In Münzners bildhafter Umsetzung der Rilke-Zeile wird für mich diese Kritik sinnfällig:

Eine Trittleiter führt in den hohlen dunklen Bauch des weißen Elefanten. Eine Kunstfigur, kein naturalistisch nachgebautes Kirmestier. Sein geöffneter Rumpf gleicht einer Holzkiste mit Bullaugen und ungewissem Inhalt. Auf deren Rand sitzt ein Kind, das wohl über die Leiter dorthin gelangt ist. Freudlos, kraftlos ruht es da, gar nicht begeistert oder voller Bewegung, wie es Kinder üblicherweise auf dem Karussell sind. Hinter Kind und Elefant tauchen zwei erwachsene Figuren auf, Mann und Frau, Eltern möglicherweise, hager, mit starrem Blick und von steifer Gestalt, festgehalten vom engen Rahmen einer schmalen Farbfläche. Von ihren Köpfen verlaufen Stangen oder Fäden nach oben, wie bei Marionetten, diese werden gehalten von einer riesigen Kugel, wie man sie von historischen Weltausstellungen, etwa 1900 in Paris, kennt. Menschen werden bewegt, hängen mit dem äußeren Weltgeschehen zusammen - Tages- und Jahreszeiten, Lebensalter, Generationenfolge, Familiengründung, Ausbildung, Arbeit, Gesellschaft, Politik, Religion. Weder Selbstbestimmung noch Ausbruch aus diesem starren Schema scheinen möglich. Das gesellschaftliche Leben in Münzners Druck wie in Rilkes Gedicht gleicht einem "atemlos blinden Spiel", es "kreist und dreht sich nur und hat kein Ziel."

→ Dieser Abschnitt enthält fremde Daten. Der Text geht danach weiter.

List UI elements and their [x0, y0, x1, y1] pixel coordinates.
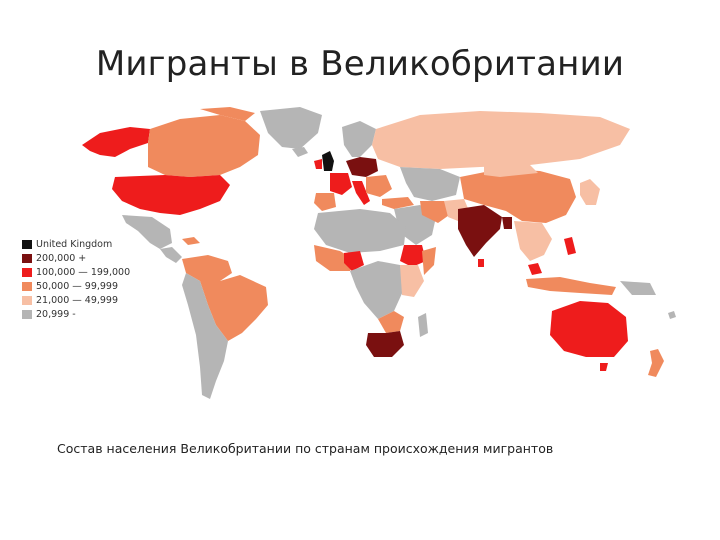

Diesen vielschichtigen Bildkosmos schafft ein Mann, der von seinen frühen Lehrjahren sagt: "Ich wollte Illustrator werden, vielgelesene Bücher illustrieren. Weiter wollte ich nix!" Das war der Plan. Und was ist aus diesem bescheidenen Berufswunsch geworden!

"Der Grandseigneur der Druckkunst", so führte ihn Frank W. Weber auf der Vernissage ein. "Seine hochdiffizile Kunst der Schablithografie, die nur wenige Künstler so meisterhaft beherrschen, ist ihm dienlich. ... Wer seine Bilder als bloßes Panoptikum nimmt, kommt dem Künstler nie nahe. Sie sind Sitten- und Sinnbilder einer verzerrten, dämonischen Welt."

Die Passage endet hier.